「ラフマニノフの2番を聴く」33・・・ギブソン
「サー・アレキサンダー・ギブソン(1925 - 1995)」

スコットランド生まれのギブソンは、活動の場がほとんどイギリス国内に限定されていましたが、モノラル期から比較的多くの録音を残しています。晩年は故郷グラスゴーのオケを振り、玄人好みの渋く内容の濃い録音を数多く残しました。

・ スコティッシュ・ナショナル管弦楽団
(1980年5月14,15日 グラスゴー ヘンリーウッドホール スタジオ録音)

イギリスのレーベル、シャンドスへの録音。渋みのある暗さの中にロマンティックでクールな情感が漂う名演でした。熟練の棒に敏感に反応するギブソンの故郷グラスゴーのオケも見事。

青白き叙情の漂う序奏からテンポをあまり揺らさないAllegro moderatoに突入、練習番号13のMeno mossoの2拍目からテンポを速め次第に緊張感が高まります。最後の小節はテンポをゆっくり落しティンパニ付加。
第2楽章は冒頭遅めで開始、Moderatoは逆に通常よりも速いテンポとなるのがユニーク。練習番号38の19小節目にティンパニ付加。

第3楽章も速いテンポ、クラリネットソロの下で動くチェロの雄弁さや、練習番号48の3小節前3拍目のホルンの絶妙なテンポの落し方など、随所でうーんと唸らせる練達の解釈が続出。練習番号51以降の大きな盛り上がりでの楽器のバランスも完璧、トロンボーンの弔鐘の音も実に効果的に鳴り響いていました。

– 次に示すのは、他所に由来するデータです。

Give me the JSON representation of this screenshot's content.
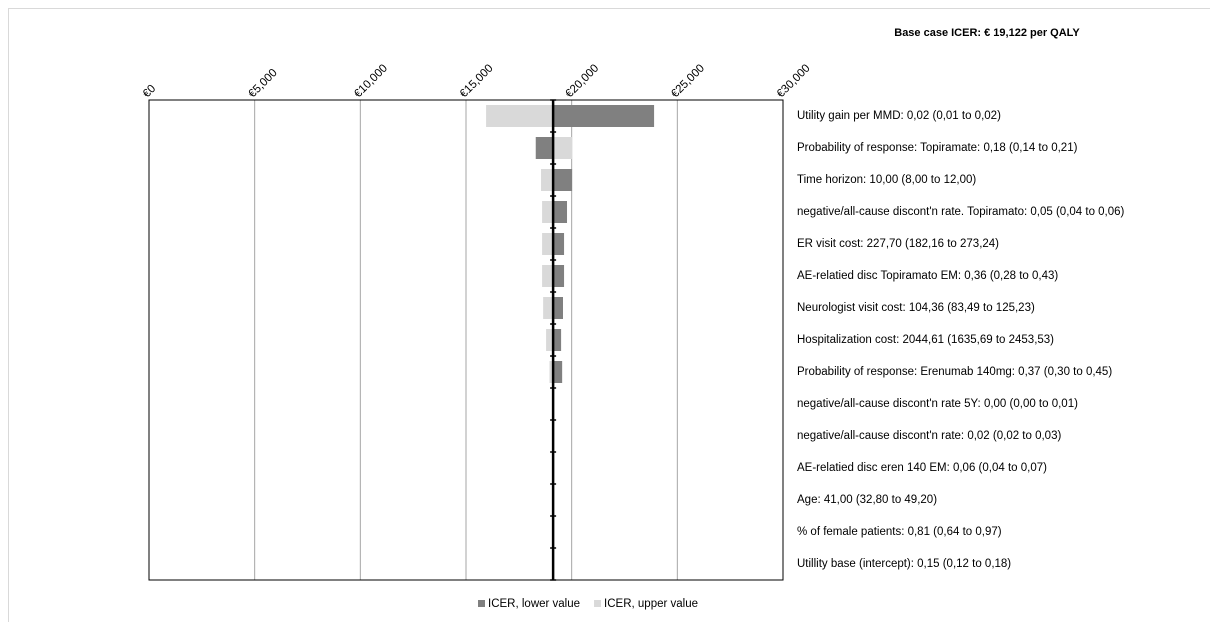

第4楽章は練習番号59の13小節めから加速、今までとは一転してテンポが大きく揺れ、練習番号79からの後半はさらに加速、大きなクライマックスを演出していました。

オケの北欧的な響きと、ギブソンの細部までのこだわりの解釈が魅力的な名演。
録音もオケの響きを美しく捉えた極上の出来でした。